Denza, a BMW-esque premium brand built in co-operation with Mercedes, will come to Ireland shortly and it will likely be followed by both the Fangchengbao and Yangwang brands. Yangwang is already gaining a name for itself with its hulking U8 SUV, which has a 1,200hp plug-in hybrid power-train, can tank turn in 360 degrees on the spot, and even float for a while in deep water.
At 3.4 tonnes, it would require a HGV licence to drive one in Ireland, but combined with the McLaren-esque fully-electric U8 supercar, you can see Yangwang’s ambitions. Could it be called that in Europe? Or would it be rebranded as BYD-Yangwang for us?
Li is clear that she doesn’t want to see that happen: “You don’t call it a Toyota-Lexus, for example,” she says, although it remains unclear if European buyers would plump for such an unusual, to our ears, name.
[ BYD set to lose EV throne to Tesla as sales slipOpens in new window ]
Fangchengbao might have a similar problem, but its model line-up looks far more Europe-friendly. The Bao 5 is a Toyota Land Cruiser competitor with rugged styling and a luxurious interior, and an off-road-focused version of the 1.5-litre plug-in hybrid system.
‘Our thinking is that if we want to be present in Europe, we must become a European company. Yes, labour is more expensive, but we have to be there’

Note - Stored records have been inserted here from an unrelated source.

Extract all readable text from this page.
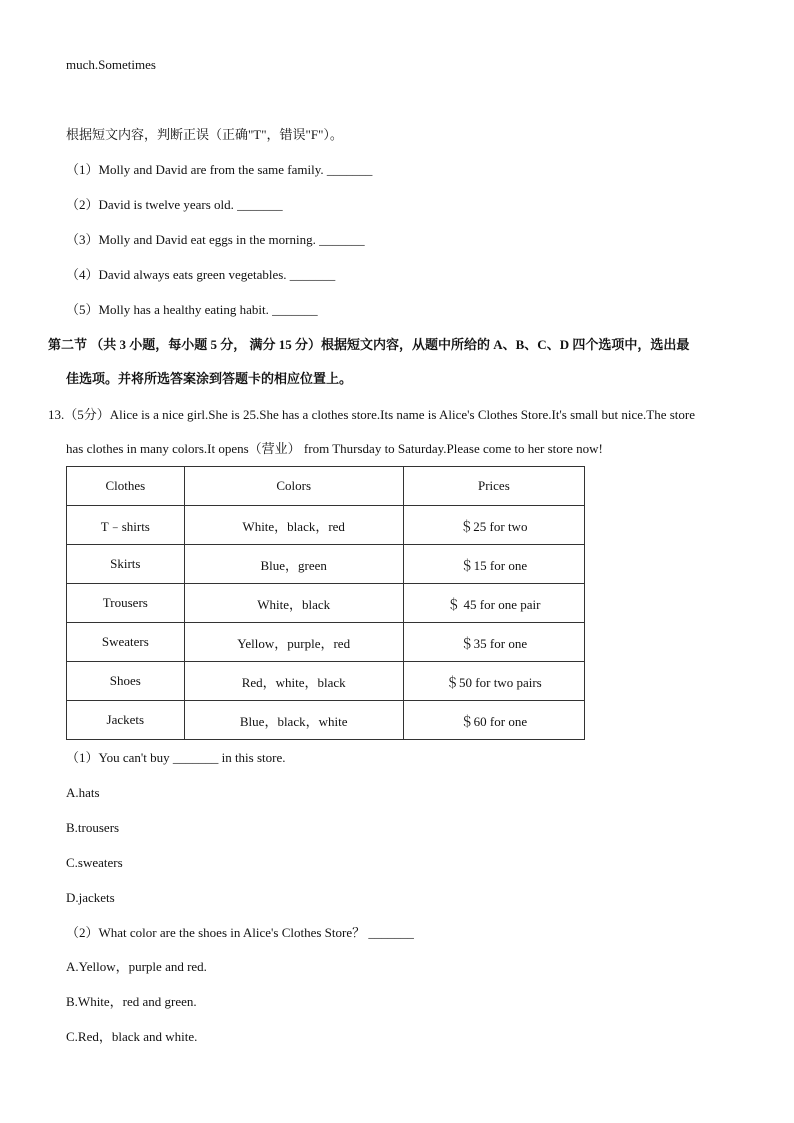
much.Sometimes
根据短文内容，判断正误（正确"T"，错误"F"）。
（1）Molly and David are from the same family. _______
（2）David is twelve years old. _______
（3）Molly and David eat eggs in the morning. _______
（4）David always eats green vegetables. _______
（5）Molly has a healthy eating habit. _______
第二节 （共 3 小题，每小题 5 分， 满分 15 分）根据短文内容，从题中所给的 A、B、C、D 四个选项中，选出最
佳选项。并将所选答案涂到答题卡的相应位置上。
13.（5分）Alice is a nice girl.She is 25.She has a clothes store.Its name is Alice's Clothes Store.It's small but nice.The store
has clothes in many colors.It opens（营业） from Thursday to Saturday.Please come to her store now!
Clothes	Colors	Prices
T﹣shirts	White，black，red	＄25 for two
Skirts	Blue，green	＄15 for one
Trousers	White，black	＄ 45 for one pair
Sweaters	Yellow，purple，red	＄35 for one
Shoes	Red，white，black	＄50 for two pairs
Jackets	Blue，black，white	＄60 for one
（1）You can't buy _______ in this store.
A.hats
B.trousers
C.sweaters
D.jackets
（2）What color are the shoes in Alice's Clothes Store？ _______
A.Yellow，purple and red.
B.White，red and green.
C.Red，black and white.
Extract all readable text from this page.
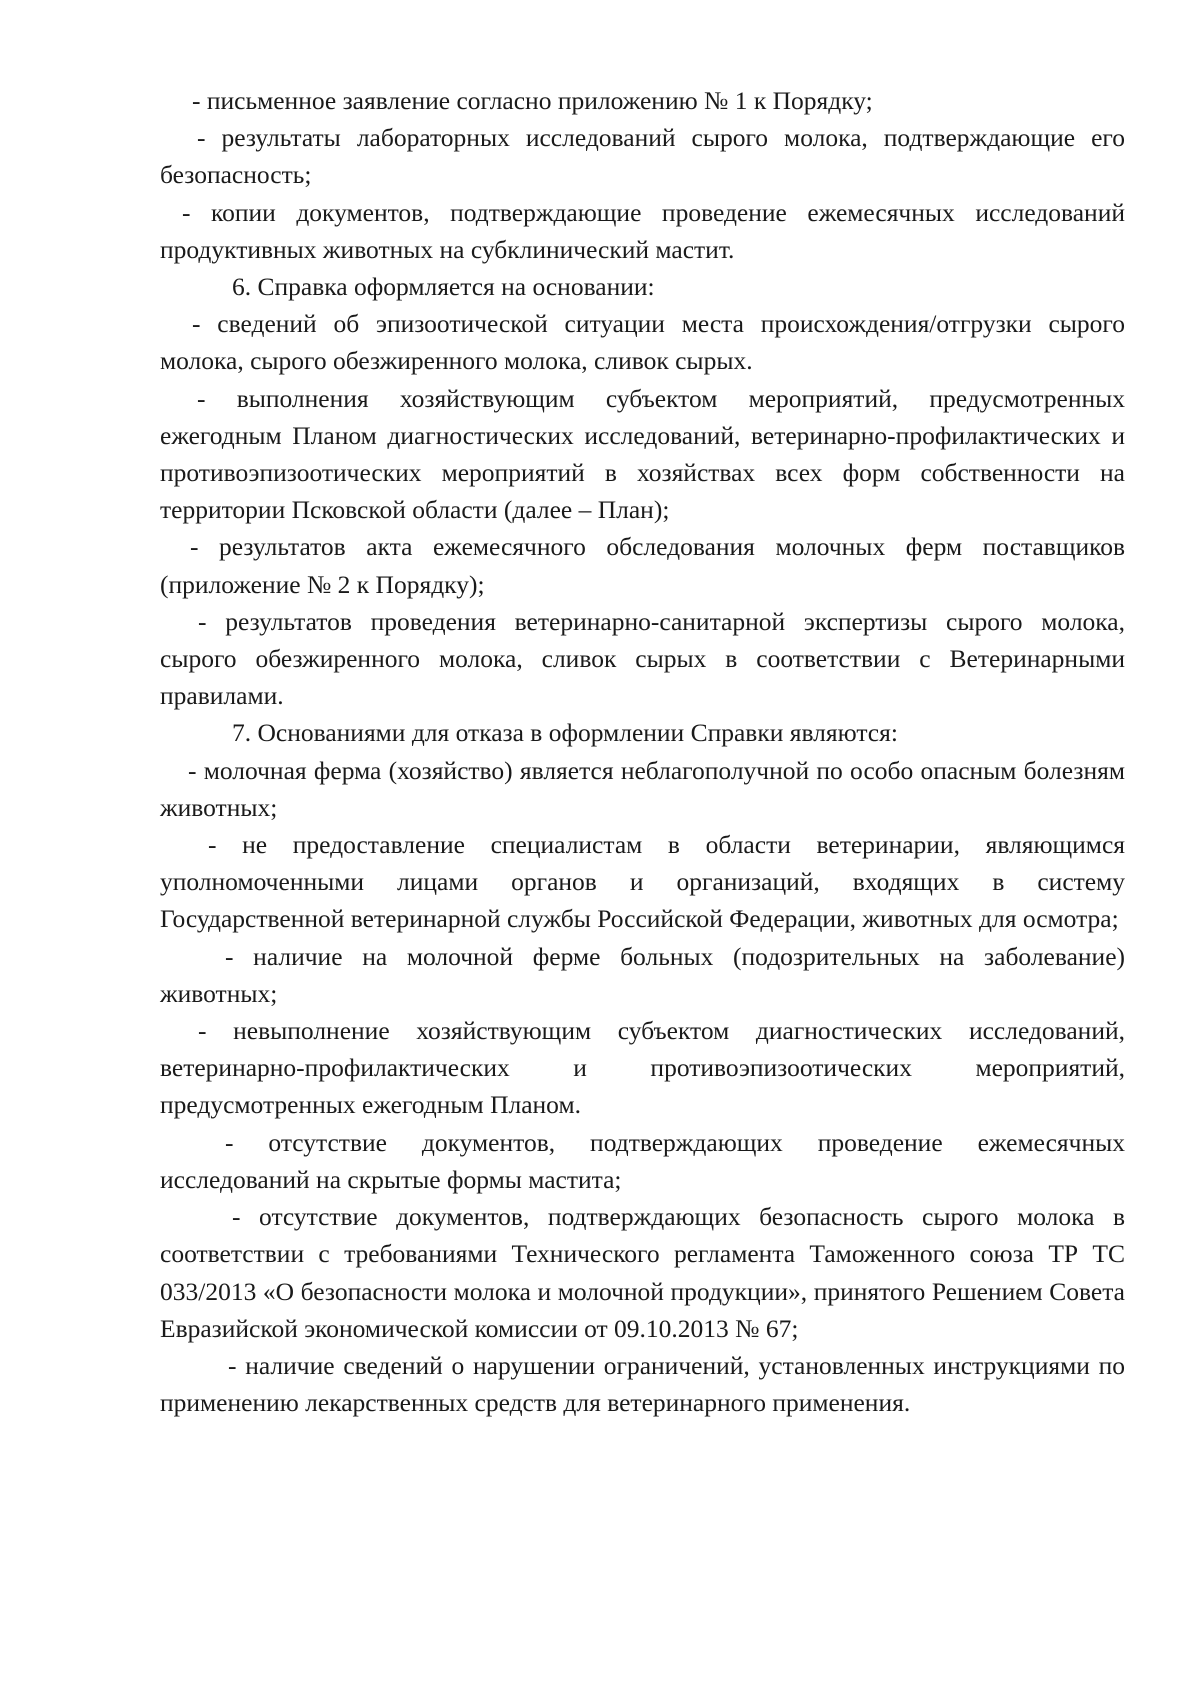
- письменное заявление согласно приложению № 1 к Порядку;

- результаты лабораторных исследований сырого молока, подтверждающие его безопасность;

- копии документов, подтверждающие проведение ежемесячных исследований продуктивных животных на субклинический мастит.

6. Справка оформляется на основании:

- сведений об эпизоотической ситуации места происхождения/отгрузки сырого молока, сырого обезжиренного молока, сливок сырых.

- выполнения хозяйствующим субъектом мероприятий, предусмотренных ежегодным Планом диагностических исследований, ветеринарно-профилактических и противоэпизоотических мероприятий в хозяйствах всех форм собственности на территории Псковской области (далее – План);

- результатов акта ежемесячного обследования молочных ферм поставщиков (приложение № 2 к Порядку);

- результатов проведения ветеринарно-санитарной экспертизы сырого молока, сырого обезжиренного молока, сливок сырых в соответствии с Ветеринарными правилами.

7. Основаниями для отказа в оформлении Справки являются:

- молочная ферма (хозяйство) является неблагополучной по особо опасным болезням животных;

- не предоставление специалистам в области ветеринарии, являющимся уполномоченными лицами органов и организаций, входящих в систему Государственной ветеринарной службы Российской Федерации, животных для осмотра;

- наличие на молочной ферме больных (подозрительных на заболевание) животных;

- невыполнение хозяйствующим субъектом диагностических исследований, ветеринарно-профилактических и противоэпизоотических мероприятий, предусмотренных ежегодным Планом.

- отсутствие документов, подтверждающих проведение ежемесячных исследований на скрытые формы мастита;

- отсутствие документов, подтверждающих безопасность сырого молока в соответствии с требованиями Технического регламента Таможенного союза ТР ТС 033/2013 «О безопасности молока и молочной продукции», принятого Решением Совета Евразийской экономической комиссии от 09.10.2013 № 67;

- наличие сведений о нарушении ограничений, установленных инструкциями по применению лекарственных средств для ветеринарного применения.
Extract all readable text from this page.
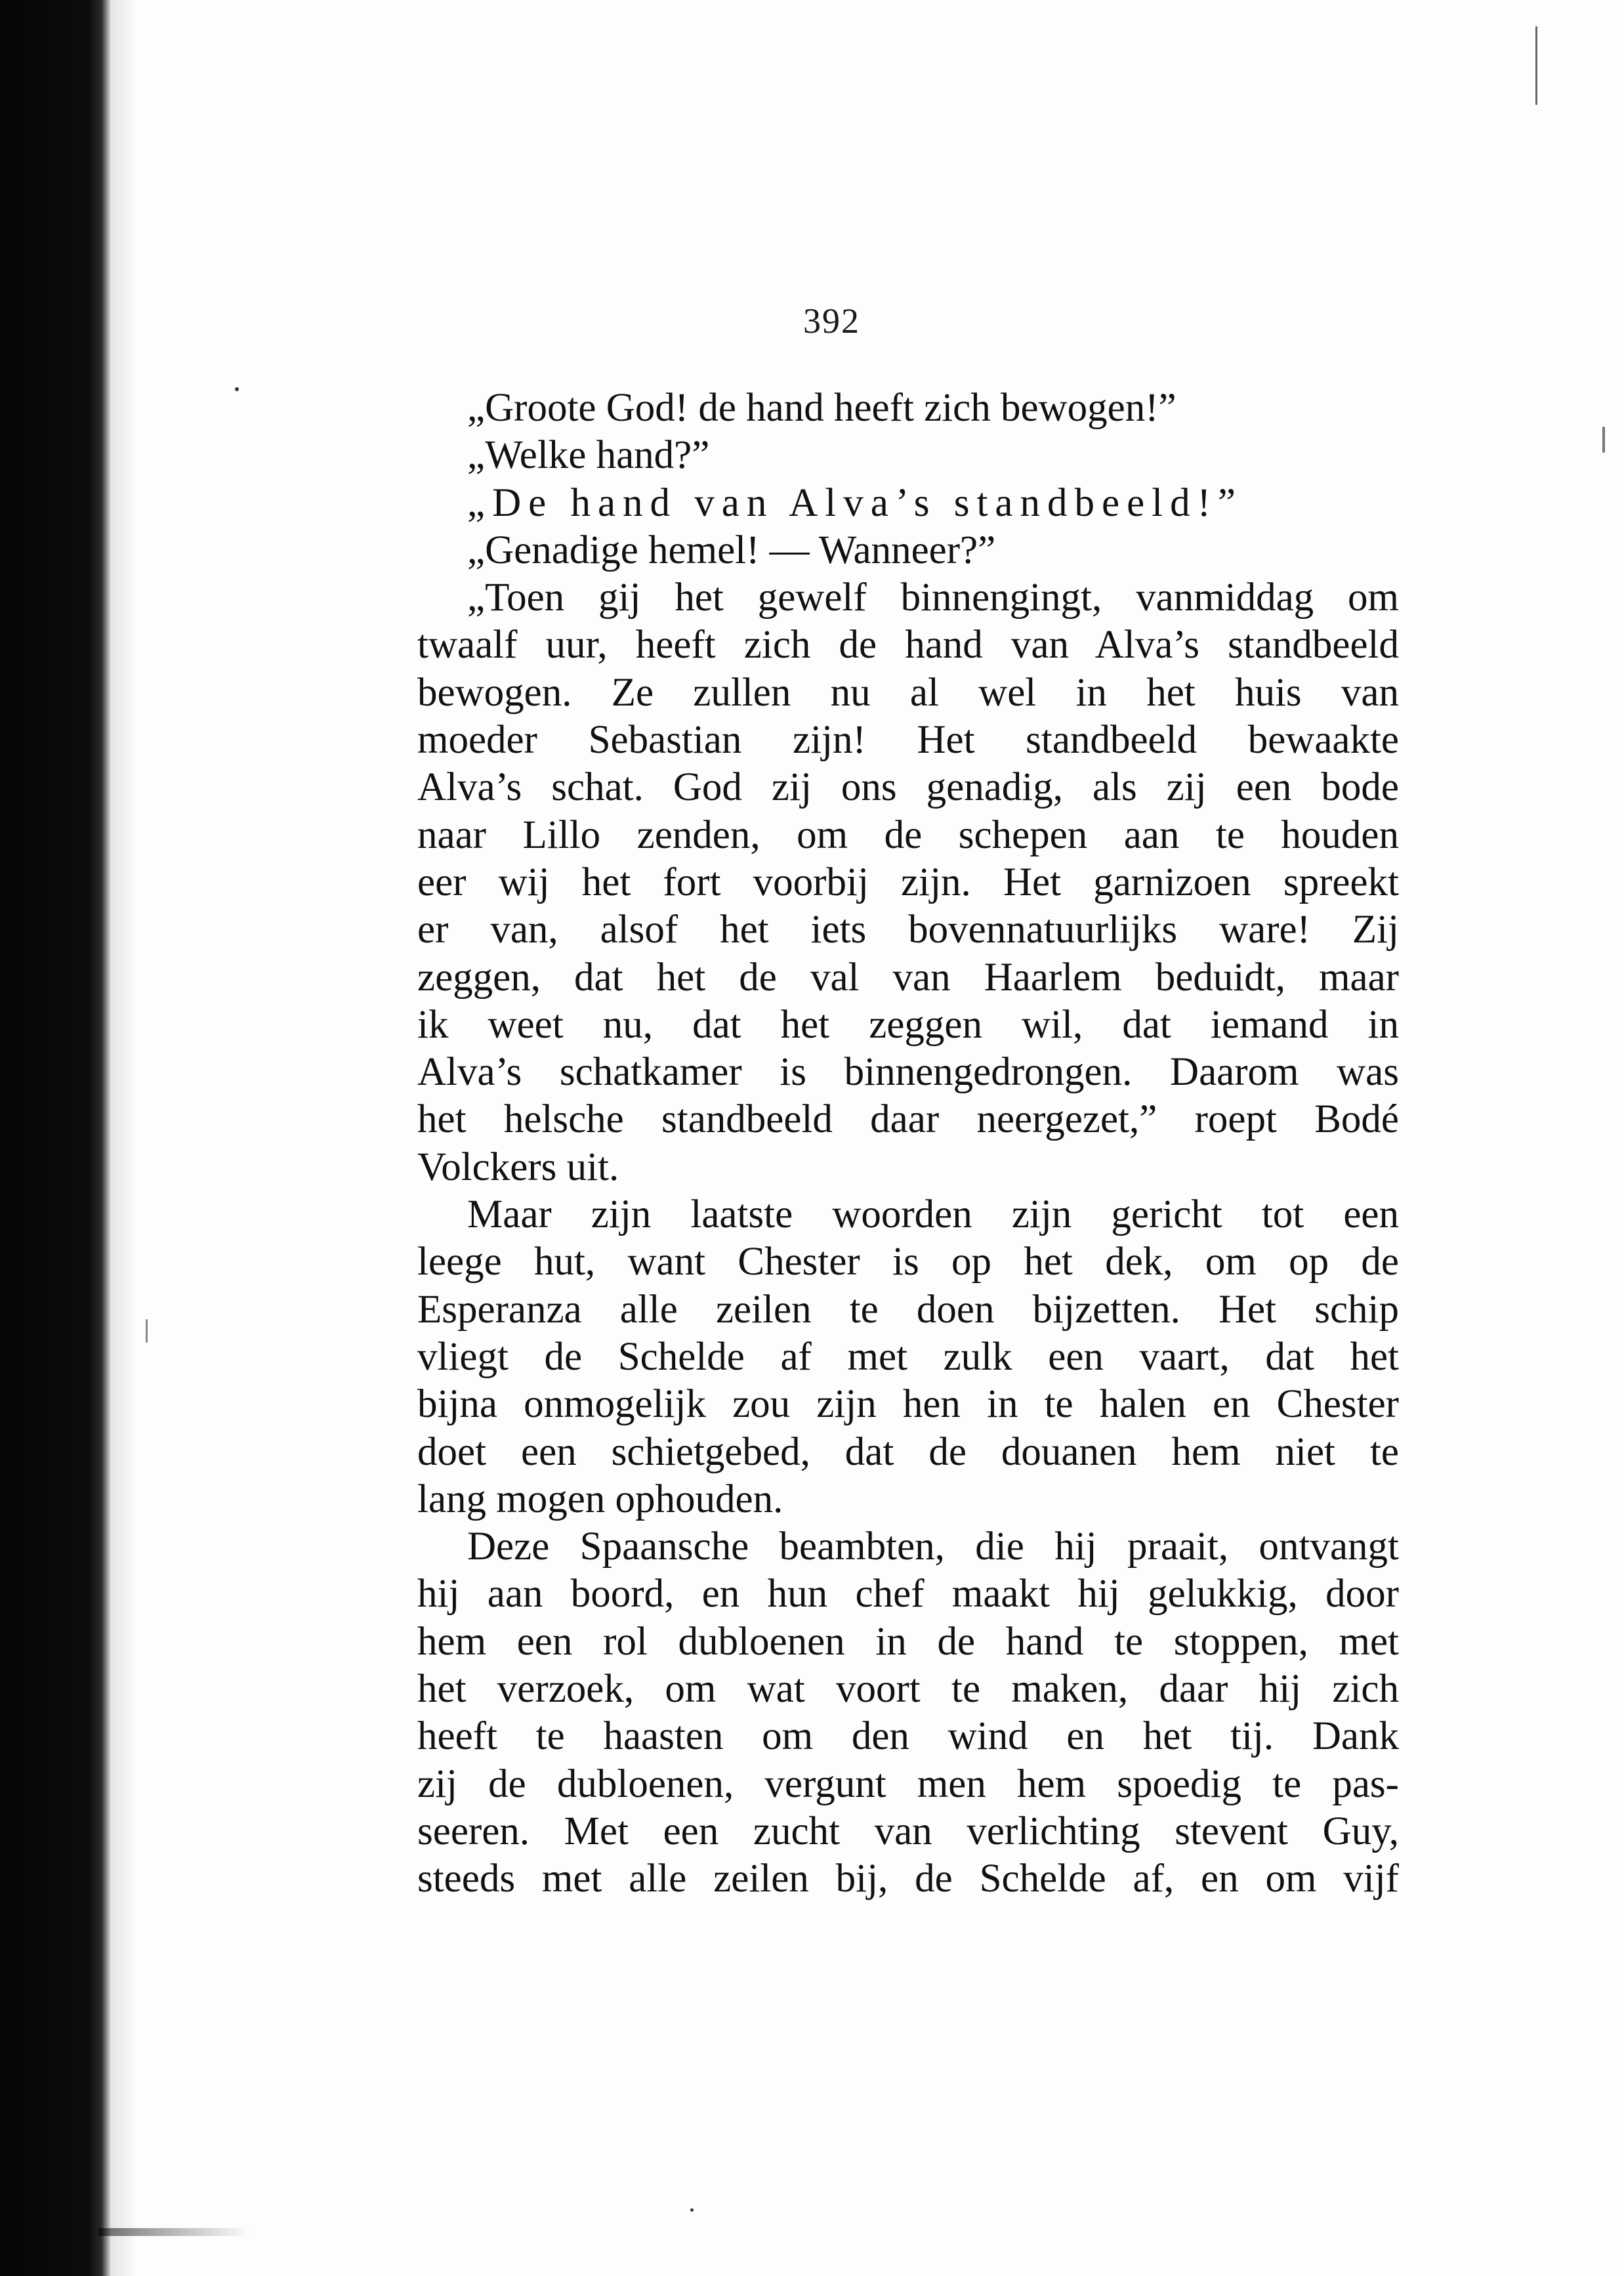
392
„Groote God! de hand heeft zich bewogen!”
„Welke hand?”
„De hand van Alva’s standbeeld!”
„Genadige hemel! — Wanneer?”
„Toen gij het gewelf binnengingt, vanmiddag om
twaalf uur, heeft zich de hand van Alva’s standbeeld
bewogen. Ze zullen nu al wel in het huis van
moeder Sebastian zijn! Het standbeeld bewaakte
Alva’s schat. God zij ons genadig, als zij een bode
naar Lillo zenden, om de schepen aan te houden
eer wij het fort voorbij zijn. Het garnizoen spreekt
er van, alsof het iets bovennatuurlijks ware! Zij
zeggen, dat het de val van Haarlem beduidt, maar
ik weet nu, dat het zeggen wil, dat iemand in
Alva’s schatkamer is binnengedrongen. Daarom was
het helsche standbeeld daar neergezet,” roept Bodé
Volckers uit.
Maar zijn laatste woorden zijn gericht tot een
leege hut, want Chester is op het dek, om op de
Esperanza alle zeilen te doen bijzetten. Het schip
vliegt de Schelde af met zulk een vaart, dat het
bijna onmogelijk zou zijn hen in te halen en Chester
doet een schietgebed, dat de douanen hem niet te
lang mogen ophouden.
Deze Spaansche beambten, die hij praait, ontvangt
hij aan boord, en hun chef maakt hij gelukkig, door
hem een rol dubloenen in de hand te stoppen, met
het verzoek, om wat voort te maken, daar hij zich
heeft te haasten om den wind en het tij. Dank
zij de dubloenen, vergunt men hem spoedig te pas-
seeren. Met een zucht van verlichting stevent Guy,
steeds met alle zeilen bij, de Schelde af, en om vijf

— Stella Li, president of BYD Europe
It will be joined by a (smaller) Bao 3 and (larger) Bao 8 model, and even a wild roofless, windscreen-less sports car called the Super 9. The plan, apparently, is for these new brands to be entirely separate to the current BYD operations across Europe, with separate showrooms, but details are still somewhat scarce.
What about a vehicle designed only for Europe? It’s a possibility, says Li, noting that BYD has already opened a design office in Pasadena, California, and is starting to plan out a European research and development centre, the location of which has still to be announced.
“Our thinking is that if we want to be present in Europe, we must become a European company,” Li says. “Yes, labour is more expensive, but we have to be there, and we have the advantage that we make all of our components in-house, so that helps us to balance out the costs. But if you go to the market, you have to contribute to that community, to bring the jobs to that community, to that market where you are.”
Wherever the wrangling over tariffs and government supports might yet lead, Li is adamant that BYD is a private company. Once, in its early days, it had been so on its uppers that it had to go to investment markets to get a cash injection to pay its wage bill.
In 1995, BYD was a company that started with 20 employees and the equivalent of about $350,000 in capital. Today, it employs 350,000 people globally and in March sold its seven millionth new energy vehicle. Listening to Li, it is only getting started.